Be wary of the killer modifications

Posted on May 19th, 2017 by Rob Marshall


A recent inquest that concluded the accidental deaths of a young couple has highlighted the dangers of adapting (or deactivating) car anti-pollution systems, in a bid to either increase vehicle performance, or reduce repair costs.

Last December, the bodies of Tom Putt (20) and Nikki Willis (23) were found inside a Ford Fiesta ST that Putt, an apprentice at Ford Motor Company, had modified. One alteration was the removal of the catalytic converter. The result was that untreated carbon monoxide entered the interior as the couple were chatting, with the car stationary and the engine idling.

At the inquest, Detective Inspector, Rob Kirby, commented that there are inherent dangers in modifying vehicles and that:

“When modified, vehicles can produce significant quantities of carbon monoxide. This car was found to emit carbon monoxide levels 1,000 times higher than a factory standard identical vehicle.”
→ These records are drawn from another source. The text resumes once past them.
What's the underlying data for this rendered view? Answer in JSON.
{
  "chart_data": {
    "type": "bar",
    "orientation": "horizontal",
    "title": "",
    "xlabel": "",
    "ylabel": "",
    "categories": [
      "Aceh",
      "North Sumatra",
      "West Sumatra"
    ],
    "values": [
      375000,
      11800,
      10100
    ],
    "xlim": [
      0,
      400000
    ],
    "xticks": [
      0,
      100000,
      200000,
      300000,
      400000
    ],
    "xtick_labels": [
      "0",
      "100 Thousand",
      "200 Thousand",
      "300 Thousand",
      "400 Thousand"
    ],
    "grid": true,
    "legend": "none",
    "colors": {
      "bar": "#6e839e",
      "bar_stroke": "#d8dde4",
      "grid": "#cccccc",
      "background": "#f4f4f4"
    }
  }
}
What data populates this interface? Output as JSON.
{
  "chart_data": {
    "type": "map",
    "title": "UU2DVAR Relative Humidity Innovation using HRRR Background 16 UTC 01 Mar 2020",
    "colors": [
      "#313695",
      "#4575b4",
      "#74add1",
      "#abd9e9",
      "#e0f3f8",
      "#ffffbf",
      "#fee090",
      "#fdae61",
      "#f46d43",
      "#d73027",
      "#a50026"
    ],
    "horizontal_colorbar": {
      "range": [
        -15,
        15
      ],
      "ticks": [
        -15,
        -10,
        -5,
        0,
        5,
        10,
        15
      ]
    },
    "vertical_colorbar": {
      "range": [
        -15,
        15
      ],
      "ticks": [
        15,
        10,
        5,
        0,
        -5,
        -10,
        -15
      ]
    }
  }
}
Kirby also advised owners of modified vehicles to satisfy themselves that such modifications are legal and safe but I argue that this is not always straightforward.

Illegal modifications: the social problem

While this example of illegal modification ended in tragedy, a significant number of companies in the UK offer illegal modifications that are very likely to increase the pollution levels emitted by the adapted vehicle.

It has become such common practice to make illegal modifications to engines and their anti-pollution systems, such as fitting a louder exhausts, cutting-out Diesel Particulate Filter cores, removing Exhaust Gas Recirculation valves (one of which is pictured) and even modifying engine ECUs (such as fitting tuning boxes), that it is perceived that they are acceptable.

One common argument is that, provided that the vehicle passes the MoT Test with the modifications installed, then they are sanctioned as being both safe and legal. This is incorrect. Type Approval determines roadworthiness in the UK, meaning that it is possible to have a modified car passing the MoT and be still unroadworthy. We have even come across insurance brokers sanctioning illegal modifications, making it even harder to identify alterations that are acceptable by law.

The legal situation

Several pieces of British and European Legislation exist in this regard but I shall cite the two UK pieces that I think are most relevant, although there are more. The Road Vehicles (Construction and Use) Regulations (Regulation 61a) cite that it is an offence to use a vehicle, which has been modified in such a way that it no longer complies with the air pollutant emissions standards it was designed to meet and this relates to the Type Approval standards (Euro III, IV, V, VI etc) and not the very basic MoT emissions tests. Section 42 of the Road Traffic Act reinforces that but adds that the person, who causes, or permits, the vehicle to be used, is also guilty.

Yet, there appears to be little appetite to enforce the regulations and stop the illegal tampering of emissions control equipment that are designed to minimise, as much as possible, the motor car’s effect on air pollution. Until action is taken on the many garages that are performing the work, illegally modified cars will represent a wider social cost that we all must bear.